The nova should be surrounded by hot gas. This star was sitting in cool gas – it’s bright in infrared light. So Di and his colleagues pointed an infrared camera at the star.
There was clue number 2: It was startlingly bright in the infrared, indicating that the star was surrounded by dust. She must have expelled this dust as part of the bright explosion that first caught Dee’s attention.
How long has the dust been there? NASA’s infrared space telescope, NEOWISE, will have a record of it. So De went back through his data.

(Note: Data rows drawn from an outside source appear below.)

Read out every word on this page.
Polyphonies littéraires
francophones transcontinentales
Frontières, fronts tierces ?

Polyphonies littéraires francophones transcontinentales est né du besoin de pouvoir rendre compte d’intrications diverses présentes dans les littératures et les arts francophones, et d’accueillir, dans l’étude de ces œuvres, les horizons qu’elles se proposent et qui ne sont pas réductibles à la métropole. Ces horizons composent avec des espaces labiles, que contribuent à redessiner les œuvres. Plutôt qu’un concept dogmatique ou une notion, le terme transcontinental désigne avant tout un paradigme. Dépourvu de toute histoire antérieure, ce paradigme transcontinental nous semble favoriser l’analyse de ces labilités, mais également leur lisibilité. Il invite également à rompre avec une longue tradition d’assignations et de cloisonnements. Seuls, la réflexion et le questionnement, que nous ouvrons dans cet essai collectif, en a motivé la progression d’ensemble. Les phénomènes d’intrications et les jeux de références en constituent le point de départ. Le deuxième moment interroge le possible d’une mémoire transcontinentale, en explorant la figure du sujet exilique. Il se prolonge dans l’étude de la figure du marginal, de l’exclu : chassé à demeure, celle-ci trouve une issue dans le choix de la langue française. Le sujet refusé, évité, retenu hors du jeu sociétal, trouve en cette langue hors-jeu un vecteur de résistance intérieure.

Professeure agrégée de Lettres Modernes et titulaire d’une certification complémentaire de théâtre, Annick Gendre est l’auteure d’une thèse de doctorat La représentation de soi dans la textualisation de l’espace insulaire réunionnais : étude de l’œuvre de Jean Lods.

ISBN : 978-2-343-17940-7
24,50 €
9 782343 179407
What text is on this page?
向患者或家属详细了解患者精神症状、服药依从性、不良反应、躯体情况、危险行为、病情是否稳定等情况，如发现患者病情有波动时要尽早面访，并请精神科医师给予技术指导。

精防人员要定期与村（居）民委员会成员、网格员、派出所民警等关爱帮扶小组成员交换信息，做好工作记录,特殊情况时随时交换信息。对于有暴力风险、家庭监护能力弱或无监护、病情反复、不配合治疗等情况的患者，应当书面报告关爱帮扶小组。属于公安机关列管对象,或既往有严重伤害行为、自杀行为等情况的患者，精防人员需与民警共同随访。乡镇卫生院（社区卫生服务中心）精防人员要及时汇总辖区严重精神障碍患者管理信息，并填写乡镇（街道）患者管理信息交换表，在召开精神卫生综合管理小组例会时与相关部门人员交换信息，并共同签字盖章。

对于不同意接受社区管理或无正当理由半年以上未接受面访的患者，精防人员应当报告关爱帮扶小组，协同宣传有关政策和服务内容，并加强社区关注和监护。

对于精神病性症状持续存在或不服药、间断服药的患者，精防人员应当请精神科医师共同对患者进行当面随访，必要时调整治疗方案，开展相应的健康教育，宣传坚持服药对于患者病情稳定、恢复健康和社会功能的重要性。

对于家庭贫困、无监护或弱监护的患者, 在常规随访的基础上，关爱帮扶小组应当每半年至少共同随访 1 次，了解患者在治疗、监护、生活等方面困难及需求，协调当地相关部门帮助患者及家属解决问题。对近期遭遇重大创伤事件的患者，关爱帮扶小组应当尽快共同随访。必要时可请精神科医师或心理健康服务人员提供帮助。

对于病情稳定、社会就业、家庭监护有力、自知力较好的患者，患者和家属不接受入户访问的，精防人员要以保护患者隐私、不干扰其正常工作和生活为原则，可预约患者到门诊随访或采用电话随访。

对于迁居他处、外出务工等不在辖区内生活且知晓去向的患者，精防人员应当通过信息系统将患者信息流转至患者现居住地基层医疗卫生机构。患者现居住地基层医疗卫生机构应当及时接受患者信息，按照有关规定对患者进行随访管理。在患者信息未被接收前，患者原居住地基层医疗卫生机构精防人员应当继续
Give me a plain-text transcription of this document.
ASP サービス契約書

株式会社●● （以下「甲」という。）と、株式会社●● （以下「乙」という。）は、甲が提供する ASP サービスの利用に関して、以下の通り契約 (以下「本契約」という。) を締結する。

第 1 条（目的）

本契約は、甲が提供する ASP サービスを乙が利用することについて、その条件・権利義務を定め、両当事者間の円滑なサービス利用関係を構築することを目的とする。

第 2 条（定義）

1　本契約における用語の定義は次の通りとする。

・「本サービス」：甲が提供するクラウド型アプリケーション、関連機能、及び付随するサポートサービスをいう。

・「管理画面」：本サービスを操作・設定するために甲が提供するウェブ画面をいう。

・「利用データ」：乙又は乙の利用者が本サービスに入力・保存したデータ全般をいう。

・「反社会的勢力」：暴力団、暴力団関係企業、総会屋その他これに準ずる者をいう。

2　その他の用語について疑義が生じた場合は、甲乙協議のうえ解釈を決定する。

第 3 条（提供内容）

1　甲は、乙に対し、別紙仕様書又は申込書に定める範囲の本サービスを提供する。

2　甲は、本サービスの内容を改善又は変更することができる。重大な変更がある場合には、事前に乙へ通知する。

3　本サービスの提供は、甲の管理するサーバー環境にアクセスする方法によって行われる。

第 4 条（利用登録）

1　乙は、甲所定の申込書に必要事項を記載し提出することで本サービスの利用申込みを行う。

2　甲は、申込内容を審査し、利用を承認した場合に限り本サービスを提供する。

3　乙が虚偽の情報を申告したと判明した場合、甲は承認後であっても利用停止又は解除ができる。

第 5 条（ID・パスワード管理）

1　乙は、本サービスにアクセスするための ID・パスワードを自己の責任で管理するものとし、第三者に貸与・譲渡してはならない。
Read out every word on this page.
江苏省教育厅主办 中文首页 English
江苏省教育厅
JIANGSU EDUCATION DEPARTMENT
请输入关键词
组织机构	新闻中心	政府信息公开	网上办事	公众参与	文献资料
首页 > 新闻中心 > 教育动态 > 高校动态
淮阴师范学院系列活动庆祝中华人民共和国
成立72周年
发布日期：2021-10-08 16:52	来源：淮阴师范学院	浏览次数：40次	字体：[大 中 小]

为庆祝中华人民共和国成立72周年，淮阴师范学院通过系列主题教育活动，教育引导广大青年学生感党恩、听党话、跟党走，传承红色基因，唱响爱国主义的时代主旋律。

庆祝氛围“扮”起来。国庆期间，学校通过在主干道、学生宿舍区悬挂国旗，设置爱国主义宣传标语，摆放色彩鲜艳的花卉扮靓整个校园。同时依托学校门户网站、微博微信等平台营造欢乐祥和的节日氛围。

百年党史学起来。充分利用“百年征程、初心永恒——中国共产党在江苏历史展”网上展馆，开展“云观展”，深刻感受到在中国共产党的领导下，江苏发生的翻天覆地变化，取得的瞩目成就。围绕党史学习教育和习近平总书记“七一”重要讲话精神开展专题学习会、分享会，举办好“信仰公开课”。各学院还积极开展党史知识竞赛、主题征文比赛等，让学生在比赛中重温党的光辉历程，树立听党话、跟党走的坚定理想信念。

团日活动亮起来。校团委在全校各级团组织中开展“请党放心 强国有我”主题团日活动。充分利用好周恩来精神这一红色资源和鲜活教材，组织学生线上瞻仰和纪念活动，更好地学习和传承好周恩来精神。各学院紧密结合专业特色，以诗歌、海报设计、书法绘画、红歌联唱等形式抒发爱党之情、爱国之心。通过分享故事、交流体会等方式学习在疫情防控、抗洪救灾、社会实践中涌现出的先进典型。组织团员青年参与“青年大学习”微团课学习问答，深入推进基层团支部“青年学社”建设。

This is where they found the third clue: dust had been circulating around the star for several months before its bright outburst. This was definitely not a star eating another star. (It later turned out that the pre-eruptive dust was material from the planet skimming off the star’s atmosphere as it closely orbited.)
They calculated the total energy released by all that dust and gas expelled from the star, and determined that the object the star was eating must be about 1,000 times smaller than the star—about the size of a planet.
“Since we knew there were planets around other stars, it was almost an inevitable expectation that the stars should swallow their planets as they evolved,” Di said. “What we hadn’t really seen before was the effect of ingestion itself. And that was the missing piece to this whole puzzle.”